札幌交響楽団第653回定期演奏会
5月28日13:00 札幌コンサートホールKitara大ホール
指揮/マティアス・バーメルト
ソプラノ/安井陽子
バリトン/甲斐栄次郎
合唱/札響合唱団、札幌放送合唱団
合唱指揮/長内勲、大島恵人、中原聡章
管弦楽/札幌交響楽団
メンデルスゾーン:「真夏の夜の夢」序曲、夜想曲
ブラームス:ドイツ・レクイエム
ブラームスはコロナ禍で2020、21年と2度断念し、今回やっと実現したバーメルト念願の作品。ことさら大きく構えることもなく、自然な語り口で、全体をおおらかにまとめ上げた演奏。第6曲のドラマティックなシーンでも、鋭角になり過ぎずにまとめ上げるなど、オーケストラを自然に響かせる柔らかさがあって、聴いていてとても心地よい。
合唱団はマスクを外してP席での歌唱。ただし、一席ずつ空けての席割で、声はホール内に自然に広がるが、今日聴いた席(2階CB10列目やや上手より)では、全体的に少々輪郭のぼやけた響きに聴こえてきて、例えば第3曲目のフーガの動きなど、よくわからない箇所があったり、全体的に歌詞が捉えにくかったのが残念。オーケストラと合唱は一体感があったにせよ、オーケストラの響きにやや隠れがちなところが多かった。小編成でのアンサンブルのところでは明確に歌詞が聴き取れたので、これは席配置のためだろう。これらを除けば、合唱はバランスも良く、高水準だったのではないか。

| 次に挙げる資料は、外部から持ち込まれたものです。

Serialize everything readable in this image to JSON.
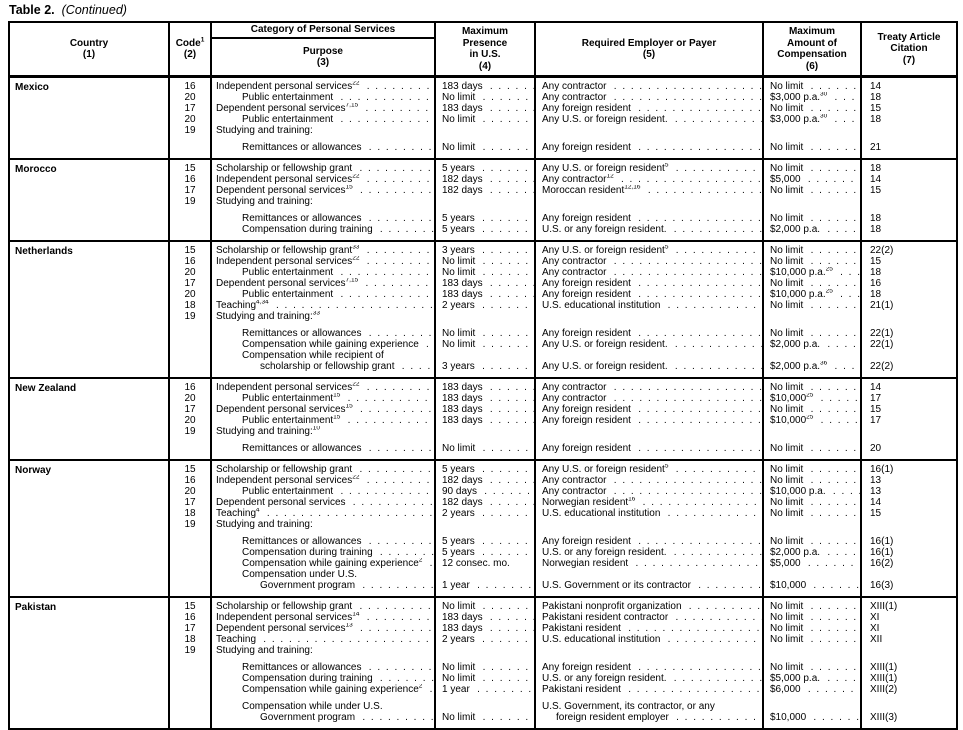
{
  "title": {
    "text": "Table 2.",
    "continued": "(Continued)"
  },
  "header": {
    "category_band": "Category of Personal Services",
    "country": {
      "label": "Country",
      "num": "(1)"
    },
    "code": {
      "label": "Code",
      "sup": "1",
      "num": "(2)"
    },
    "purpose": {
      "label": "Purpose",
      "num": "(3)"
    },
    "presence": {
      "lines": [
        "Maximum",
        "Presence",
        "in U.S."
      ],
      "num": "(4)"
    },
    "employer": {
      "label": "Required Employer or Payer",
      "num": "(5)"
    },
    "amount": {
      "lines": [
        "Maximum",
        "Amount of",
        "Compensation"
      ],
      "num": "(6)"
    },
    "citation": {
      "lines": [
        "Treaty Article",
        "Citation"
      ],
      "num": "(7)"
    }
  },
  "sections": [
    {
      "country": "Mexico",
      "rows": [
        {
          "code": "16",
          "purpose": "Independent personal services",
          "purpose_sup": "22",
          "presence": "183 days",
          "employer": "Any contractor",
          "amount": "No limit",
          "citation": "14"
        },
        {
          "code": "20",
          "purpose": "Public entertainment",
          "indent": 1,
          "presence": "No limit",
          "employer": "Any contractor",
          "amount": "$3,000 p.a.",
          "amount_sup": "30",
          "citation": "18"
        },
        {
          "code": "17",
          "purpose": "Dependent personal services",
          "purpose_sup": "7,15",
          "presence": "183 days",
          "employer": "Any foreign resident",
          "amount": "No limit",
          "citation": "15"
        },
        {
          "code": "20",
          "purpose": "Public entertainment",
          "indent": 1,
          "presence": "No limit",
          "employer": "Any U.S. or foreign resident.",
          "amount": "$3,000 p.a.",
          "amount_sup": "30",
          "citation": "18"
        },
        {
          "code": "19",
          "purpose": "Studying and training:",
          "no_leader": true
        },
        {
          "purpose": "Remittances or allowances",
          "indent": 1,
          "gap": true,
          "presence": "No limit",
          "employer": "Any foreign resident",
          "amount": "No limit",
          "citation": "21"
        }
      ]
    },
    {
      "country": "Morocco",
      "rows": [
        {
          "code": "15",
          "purpose": "Scholarship or fellowship grant",
          "presence": "5 years",
          "employer": "Any U.S. or foreign resident",
          "employer_sup": "5",
          "amount": "No limit",
          "citation": "18"
        },
        {
          "code": "16",
          "purpose": "Independent personal services",
          "purpose_sup": "22",
          "presence": "182 days",
          "employer": "Any contractor",
          "employer_sup": "12",
          "amount": "$5,000",
          "citation": "14"
        },
        {
          "code": "17",
          "purpose": "Dependent personal services",
          "purpose_sup": "15",
          "presence": "182 days",
          "employer": "Moroccan resident",
          "employer_sup": "12,16",
          "amount": "No limit",
          "citation": "15"
        },
        {
          "code": "19",
          "purpose": "Studying and training:",
          "no_leader": true
        },
        {
          "purpose": "Remittances or allowances",
          "indent": 1,
          "gap": true,
          "presence": "5 years",
          "employer": "Any foreign resident",
          "amount": "No limit",
          "citation": "18"
        },
        {
          "purpose": "Compensation during training",
          "indent": 1,
          "presence": "5 years",
          "employer": "U.S. or any foreign resident.",
          "amount": "$2,000 p.a.",
          "citation": "18"
        }
      ]
    },
    {
      "country": "Netherlands",
      "rows": [
        {
          "code": "15",
          "purpose": "Scholarship or fellowship grant",
          "purpose_sup": "33",
          "presence": "3 years",
          "employer": "Any U.S. or foreign resident",
          "employer_sup": "5",
          "amount": "No limit",
          "citation": "22(2)"
        },
        {
          "code": "16",
          "purpose": "Independent personal services",
          "purpose_sup": "22",
          "presence": "No limit",
          "employer": "Any contractor",
          "amount": "No limit",
          "citation": "15"
        },
        {
          "code": "20",
          "purpose": "Public entertainment",
          "indent": 1,
          "presence": "No limit",
          "employer": "Any contractor",
          "amount": "$10,000 p.a.",
          "amount_sup": "25",
          "citation": "18"
        },
        {
          "code": "17",
          "purpose": "Dependent personal services",
          "purpose_sup": "7,15",
          "presence": "183 days",
          "employer": "Any foreign resident",
          "amount": "No limit",
          "citation": "16"
        },
        {
          "code": "20",
          "purpose": "Public entertainment",
          "indent": 1,
          "presence": "183 days",
          "employer": "Any foreign resident",
          "amount": "$10,000 p.a.",
          "amount_sup": "25",
          "citation": "18"
        },
        {
          "code": "18",
          "purpose": "Teaching",
          "purpose_sup": "4,34",
          "presence": "2 years",
          "employer": "U.S. educational institution",
          "amount": "No limit",
          "citation": "21(1)"
        },
        {
          "code": "19",
          "purpose": "Studying and training:",
          "purpose_sup": "33",
          "no_leader": true
        },
        {
          "purpose": "Remittances or allowances",
          "indent": 1,
          "gap": true,
          "presence": "No limit",
          "employer": "Any foreign resident",
          "amount": "No limit",
          "citation": "22(1)"
        },
        {
          "purpose": "Compensation while gaining experience",
          "indent": 1,
          "presence": "No limit",
          "employer": "Any U.S. or foreign resident.",
          "amount": "$2,000 p.a.",
          "citation": "22(1)"
        },
        {
          "purpose": "Compensation while recipient of",
          "indent": 1,
          "no_leader": true
        },
        {
          "purpose": "scholarship or fellowship grant",
          "indent": 2,
          "presence": "3 years",
          "employer": "Any U.S. or foreign resident.",
          "amount": "$2,000 p.a.",
          "amount_sup": "36",
          "citation": "22(2)"
        }
      ]
    },
    {
      "country": "New Zealand",
      "rows": [
        {
          "code": "16",
          "purpose": "Independent personal services",
          "purpose_sup": "22",
          "presence": "183 days",
          "employer": "Any contractor",
          "amount": "No limit",
          "citation": "14"
        },
        {
          "code": "20",
          "purpose": "Public entertainment",
          "purpose_sup": "15",
          "indent": 1,
          "presence": "183 days",
          "employer": "Any contractor",
          "amount": "$10,000",
          "amount_sup": "25",
          "citation": "17"
        },
        {
          "code": "17",
          "purpose": "Dependent personal services",
          "purpose_sup": "15",
          "presence": "183 days",
          "employer": "Any foreign resident",
          "amount": "No limit",
          "citation": "15"
        },
        {
          "code": "20",
          "purpose": "Public entertainment",
          "purpose_sup": "15",
          "indent": 1,
          "presence": "183 days",
          "employer": "Any foreign resident",
          "amount": "$10,000",
          "amount_sup": "25",
          "citation": "17"
        },
        {
          "code": "19",
          "purpose": "Studying and training:",
          "purpose_sup": "10",
          "no_leader": true
        },
        {
          "purpose": "Remittances or allowances",
          "indent": 1,
          "gap": true,
          "presence": "No limit",
          "employer": "Any foreign resident",
          "amount": "No limit",
          "citation": "20"
        }
      ]
    },
    {
      "country": "Norway",
      "rows": [
        {
          "code": "15",
          "purpose": "Scholarship or fellowship grant",
          "presence": "5 years",
          "employer": "Any U.S. or foreign resident",
          "employer_sup": "5",
          "amount": "No limit",
          "citation": "16(1)"
        },
        {
          "code": "16",
          "purpose": "Independent personal services",
          "purpose_sup": "22",
          "presence": "182 days",
          "employer": "Any contractor",
          "amount": "No limit",
          "citation": "13"
        },
        {
          "code": "20",
          "purpose": "Public entertainment",
          "indent": 1,
          "presence": "90 days",
          "employer": "Any contractor",
          "amount": "$10,000 p.a.",
          "citation": "13"
        },
        {
          "code": "17",
          "purpose": "Dependent personal services",
          "presence": "182 days",
          "employer": "Norwegian resident",
          "employer_sup": "16",
          "amount": "No limit",
          "citation": "14"
        },
        {
          "code": "18",
          "purpose": "Teaching",
          "purpose_sup": "4",
          "presence": "2 years",
          "employer": "U.S. educational institution",
          "amount": "No limit",
          "citation": "15"
        },
        {
          "code": "19",
          "purpose": "Studying and training:",
          "no_leader": true
        },
        {
          "purpose": "Remittances or allowances",
          "indent": 1,
          "gap": true,
          "presence": "5 years",
          "employer": "Any foreign resident",
          "amount": "No limit",
          "citation": "16(1)"
        },
        {
          "purpose": "Compensation during training",
          "indent": 1,
          "presence": "5 years",
          "employer": "U.S. or any foreign resident.",
          "amount": "$2,000 p.a.",
          "citation": "16(1)"
        },
        {
          "purpose": "Compensation while gaining experience",
          "purpose_sup": "2",
          "indent": 1,
          "presence": "12 consec. mo.",
          "presence_no_leader": true,
          "employer": "Norwegian resident",
          "amount": "$5,000",
          "citation": "16(2)"
        },
        {
          "purpose": "Compensation under U.S.",
          "indent": 1,
          "no_leader": true
        },
        {
          "purpose": "Government program",
          "indent": 2,
          "presence": "1 year",
          "employer": "U.S. Government or its contractor",
          "amount": "$10,000",
          "citation": "16(3)"
        }
      ]
    },
    {
      "country": "Pakistan",
      "rows": [
        {
          "code": "15",
          "purpose": "Scholarship or fellowship grant",
          "presence": "No limit",
          "employer": "Pakistani nonprofit organization",
          "amount": "No limit",
          "citation": "XIII(1)"
        },
        {
          "code": "16",
          "purpose": "Independent personal services",
          "purpose_sup": "14",
          "presence": "183 days",
          "employer": "Pakistani resident contractor",
          "amount": "No limit",
          "citation": "XI"
        },
        {
          "code": "17",
          "purpose": "Dependent personal services",
          "purpose_sup": "13",
          "presence": "183 days",
          "employer": "Pakistani resident",
          "amount": "No limit",
          "citation": "XI"
        },
        {
          "code": "18",
          "purpose": "Teaching",
          "presence": "2 years",
          "employer": "U.S. educational institution",
          "amount": "No limit",
          "citation": "XII"
        },
        {
          "code": "19",
          "purpose": "Studying and training:",
          "no_leader": true
        },
        {
          "purpose": "Remittances or allowances",
          "indent": 1,
          "gap": true,
          "presence": "No limit",
          "employer": "Any foreign resident",
          "amount": "No limit",
          "citation": "XIII(1)"
        },
        {
          "purpose": "Compensation during training",
          "indent": 1,
          "presence": "No limit",
          "employer": "U.S. or any foreign resident.",
          "amount": "$5,000 p.a.",
          "citation": "XIII(1)"
        },
        {
          "purpose": "Compensation while gaining experience",
          "purpose_sup": "2",
          "indent": 1,
          "presence": "1 year",
          "employer": "Pakistani resident",
          "amount": "$6,000",
          "citation": "XIII(2)"
        },
        {
          "purpose": "Compensation while under U.S.",
          "indent": 1,
          "gap": true,
          "no_leader": true,
          "employer": "U.S. Government, its contractor, or any",
          "employer_no_leader": true
        },
        {
          "purpose": "Government program",
          "indent": 2,
          "presence": "No limit",
          "employer": "foreign resident employer",
          "employer_indent": 1,
          "amount": "$10,000",
          "citation": "XIII(3)"
        }
      ]
    }
  ]
}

全体的にはソリストが加わった3曲目以降が、表情が引き締まって、音楽の表現に幅が出てきて、わかりやすく聴きやすかった。
ソリストは、ステージ前面で歌ったためか、2人とも歌詞も声量も申し分ない。特に5曲目での、ブラームスでは珍しく高音部に集中した旋律ラインを、ソプラノの安井が安定感ある歌唱で、音程、歌詞、表情、合唱との対話など様々な要素を見事に表現していて、素晴らしかった。オーケストラの響きも美しく、この楽章は今回の白眉。バリトンの甲斐が歌った第3曲と第6曲も好演。
オーケストラは、様々な管楽器のソロがとても良く、聞き応えがあったが、最後のピアニッシモなど、弱音での表情にもっと磨きがかかるとさらに魅力的な演奏になっただろう。
終演後20秒以上バーメルトが静止して動かず、その間拍手がなく、余韻を楽しむことができた沈黙の時間が続いた。やはりこの種の作品では終演後の余韻は必要だ、と認識することができた貴重な機会。終演次第間髪を入れず拍手をする聴衆が多い都市とは違って、今日の聴衆の節度ある態度は素晴らしい。
前半のメンデルスゾーンは、荘厳で、なかなか渋い響き。メンデルスゾーンらしい、快活な響きではなく、ちょっと重いかな、とも思ったが、これは今日のバーメルトの音楽作りの方針だったのかもしれない。
オーケストラは音楽に乗り切れないところがあって今一つ冴えに欠けたところがあったが、夜想曲は管楽器の秀悦なソロもあって、こちらは楽しめた。
コンサートマスターは会田莉凡。